Anknüpfung und Alltag
Die zuletzt von den Diskutanten formulierten Visionen öffnen ein geräumiges Feld an weiterführenden Fragestellungen und Diskursen. Denn deutlich wird vor allem, dass Vertrauen grundlegend für persönliches wie gesellschaftliches Überleben ist - und dass mangelndes Vertrauen nicht nur Wirtschaft, Religion und Politik, sondern auch jeden Einzelnen in seiner jeweiligen Entwicklung hemmen können.

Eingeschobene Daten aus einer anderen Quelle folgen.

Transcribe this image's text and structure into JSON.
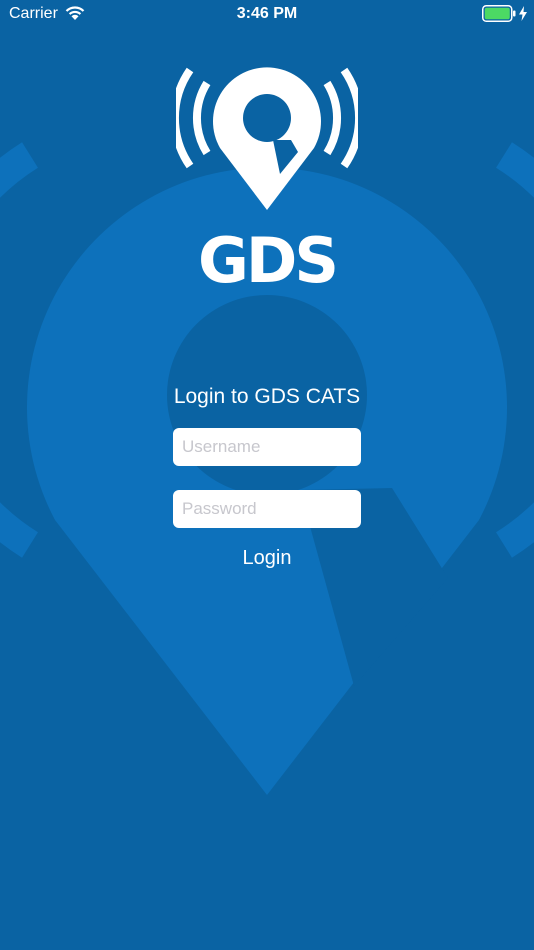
{
  "status_bar": {
    "carrier": "Carrier",
    "time": "3:46 PM",
    "battery_color": "#4cd964"
  },
  "icons": {
    "wifi": "wifi-icon",
    "battery": "battery-icon",
    "charging": "charging-bolt-icon",
    "logo": "location-pin-signal-icon"
  },
  "brand": {
    "name": "GDS"
  },
  "login": {
    "title": "Login to GDS CATS",
    "username_placeholder": "Username",
    "password_placeholder": "Password",
    "button_label": "Login"
  },
  "colors": {
    "background": "#0a63a3",
    "watermark": "#0d71bb"
  }
}
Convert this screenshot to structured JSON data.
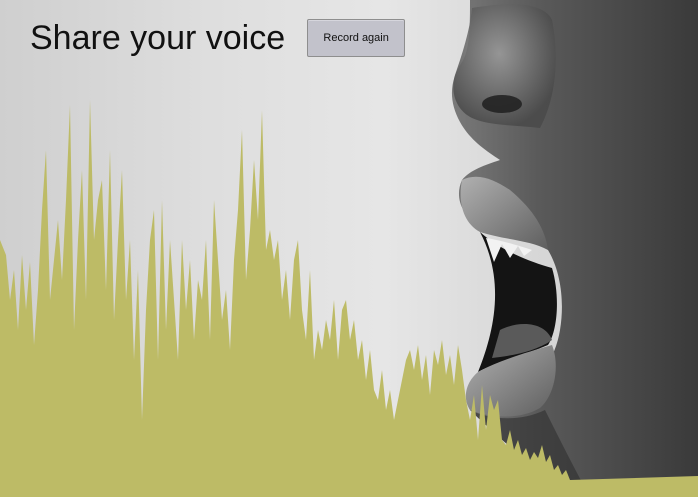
{
  "page": {
    "title": "Share your voice",
    "record_button_label": "Record again"
  },
  "colors": {
    "waveform": "#bdbb66",
    "background": "#e0e0e0",
    "button_bg": "#c2c2cb"
  },
  "icons": {
    "hero_image": "profile-of-open-mouth-photo",
    "waveform": "audio-waveform"
  }
}
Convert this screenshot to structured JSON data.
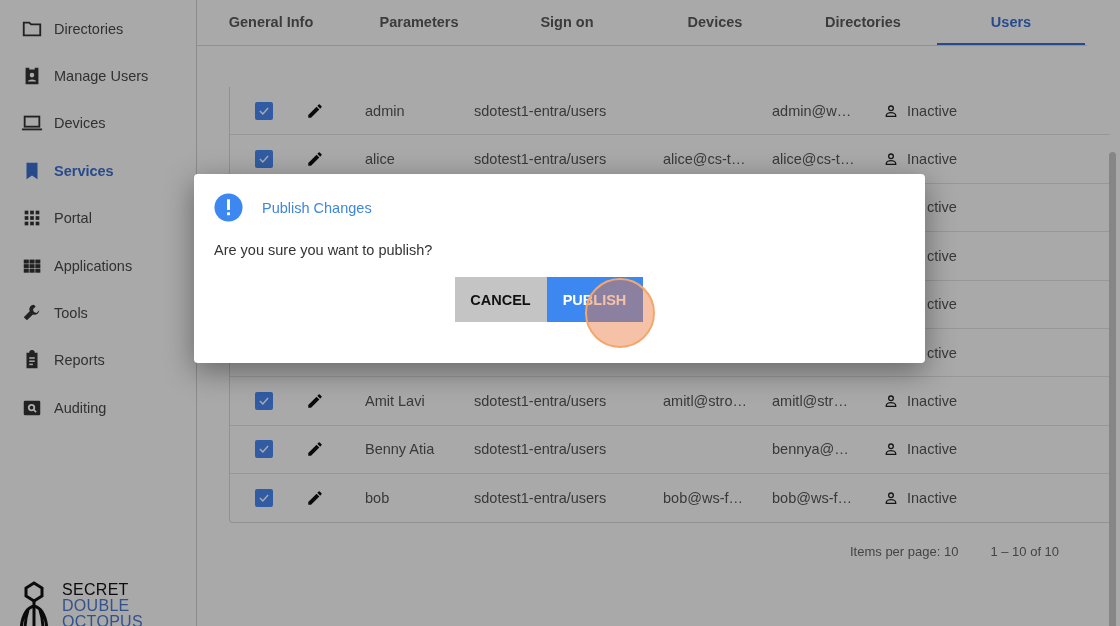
{
  "sidebar": {
    "items": [
      {
        "label": "Directories",
        "selected": false
      },
      {
        "label": "Manage Users",
        "selected": false
      },
      {
        "label": "Devices",
        "selected": false
      },
      {
        "label": "Services",
        "selected": true
      },
      {
        "label": "Portal",
        "selected": false
      },
      {
        "label": "Applications",
        "selected": false
      },
      {
        "label": "Tools",
        "selected": false
      },
      {
        "label": "Reports",
        "selected": false
      },
      {
        "label": "Auditing",
        "selected": false
      }
    ],
    "logo": [
      "SECRET",
      "DOUBLE",
      "OCTOPUS"
    ]
  },
  "tabs": [
    {
      "label": "General Info",
      "selected": false
    },
    {
      "label": "Parameters",
      "selected": false
    },
    {
      "label": "Sign on",
      "selected": false
    },
    {
      "label": "Devices",
      "selected": false
    },
    {
      "label": "Directories",
      "selected": false
    },
    {
      "label": "Users",
      "selected": true
    }
  ],
  "table": {
    "rows": [
      {
        "kind": "row",
        "checked": true,
        "name": "admin",
        "path": "sdotest1-entra/users",
        "column_5": "",
        "column_6": "admin@w…",
        "status": "Inactive"
      },
      {
        "kind": "row",
        "checked": true,
        "name": "alice",
        "path": "sdotest1-entra/users",
        "column_5": "alice@cs-t…",
        "column_6": "alice@cs-t…",
        "status": "Inactive"
      },
      {
        "kind": "covered",
        "status": "ctive"
      },
      {
        "kind": "covered",
        "status": "ctive"
      },
      {
        "kind": "covered",
        "status": "ctive"
      },
      {
        "kind": "covered",
        "status": "ctive"
      },
      {
        "kind": "row",
        "checked": true,
        "name": "Amit Lavi",
        "path": "sdotest1-entra/users",
        "column_5": "amitl@stro…",
        "column_6": "amitl@str…",
        "status": "Inactive"
      },
      {
        "kind": "row",
        "checked": true,
        "name": "Benny Atia",
        "path": "sdotest1-entra/users",
        "column_5": "",
        "column_6": "bennya@…",
        "status": "Inactive"
      },
      {
        "kind": "row",
        "checked": true,
        "name": "bob",
        "path": "sdotest1-entra/users",
        "column_5": "bob@ws-f…",
        "column_6": "bob@ws-f…",
        "status": "Inactive"
      }
    ]
  },
  "pagination": {
    "items_per_page": "Items per page: 10",
    "range": "1 – 10 of 10"
  },
  "dialog": {
    "title": "Publish Changes",
    "message": "Are you sure you want to publish?",
    "buttons": [
      {
        "label": "CANCEL",
        "kind": "cancel"
      },
      {
        "label": "PUBLISH",
        "kind": "primary"
      }
    ]
  }
}
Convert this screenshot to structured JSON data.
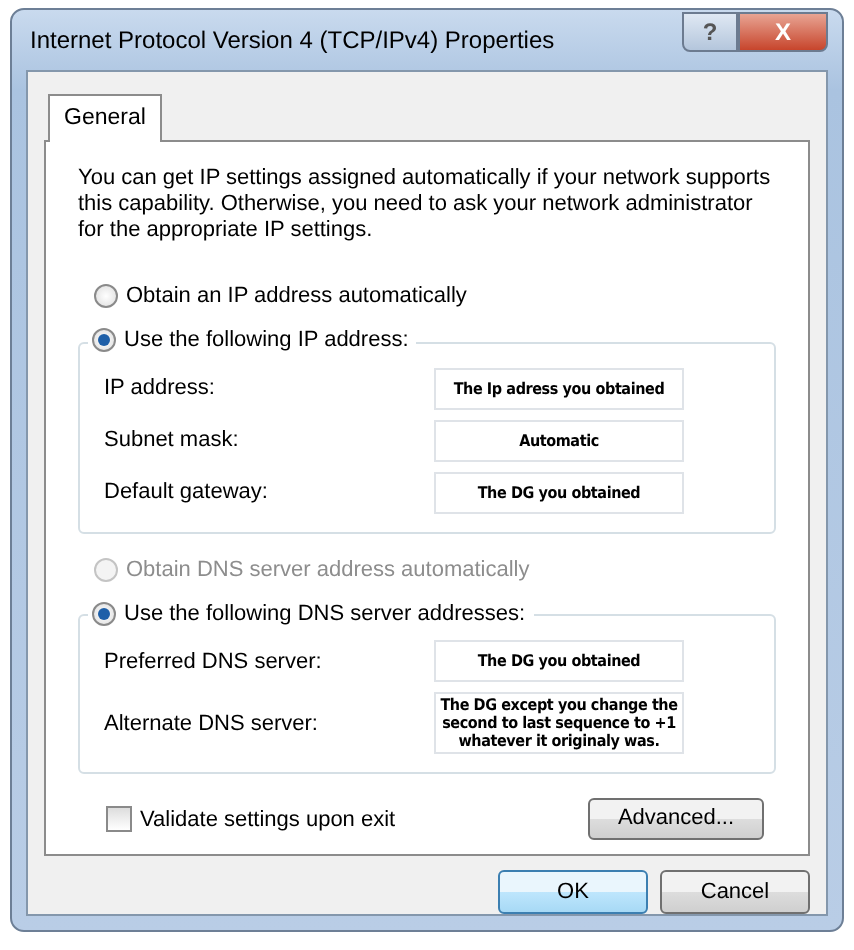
{
  "window": {
    "title": "Internet Protocol Version 4 (TCP/IPv4) Properties",
    "help": "?",
    "close": "X"
  },
  "tabs": [
    {
      "label": "General",
      "selected": true
    }
  ],
  "intro": "You can get IP settings assigned automatically if your network supports this capability. Otherwise, you need to ask your network administrator for the appropriate IP settings.",
  "ip_mode": [
    {
      "label": "Obtain an IP address automatically",
      "selected": false,
      "disabled": false
    },
    {
      "label": "Use the following IP address:",
      "selected": true,
      "disabled": false
    }
  ],
  "ip_fields": [
    {
      "label": "IP address:",
      "value": "The Ip adress you obtained"
    },
    {
      "label": "Subnet mask:",
      "value": "Automatic"
    },
    {
      "label": "Default gateway:",
      "value": "The DG you obtained"
    }
  ],
  "dns_mode": [
    {
      "label": "Obtain DNS server address automatically",
      "selected": false,
      "disabled": true
    },
    {
      "label": "Use the following DNS server addresses:",
      "selected": true,
      "disabled": false
    }
  ],
  "dns_fields": [
    {
      "label": "Preferred DNS server:",
      "value": "The DG you obtained"
    },
    {
      "label": "Alternate DNS server:",
      "value": "The DG except you change the second to last sequence to +1 whatever it originaly was."
    }
  ],
  "validate": {
    "label": "Validate settings upon exit",
    "checked": false
  },
  "advanced_button": "Advanced...",
  "footer_buttons": [
    {
      "label": "OK",
      "default": true
    },
    {
      "label": "Cancel",
      "default": false
    }
  ]
}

Mit den Bezügen und Positionen aus der Veranstaltung zum Thema "Vertrauen" lassen sich nicht nur die Ergebnisse der nächsten Online-Suche kontextualisieren - auch die nächste Diskussionsveranstaltung. Katja Ebeling weist darauf hin, dass die VolkswagenStiftung die Initiative Offene Gesellschaft! unterstützt, die sich als Mehrheitsvertretung und Gegenpol zu populistischen Bewegungen versteht. Sie stehe nicht nur für Vertrauen, sondern auch für Demokratie, Toleranz und Vielfalt. In Hannover veranstaltet die Initiative am 3. April im Transformationswerk eine Diskussionsrunde zu freier Meinungsäußerung in Zeiten von Fake News und alternativen Fakten. Ebeling empfiehlt diese als möglichen Anknüpfungspunkt. Es dürfte einer von vielen denkbaren in einem Alltag voller Vertrauensprozesse und -entscheidungen sein.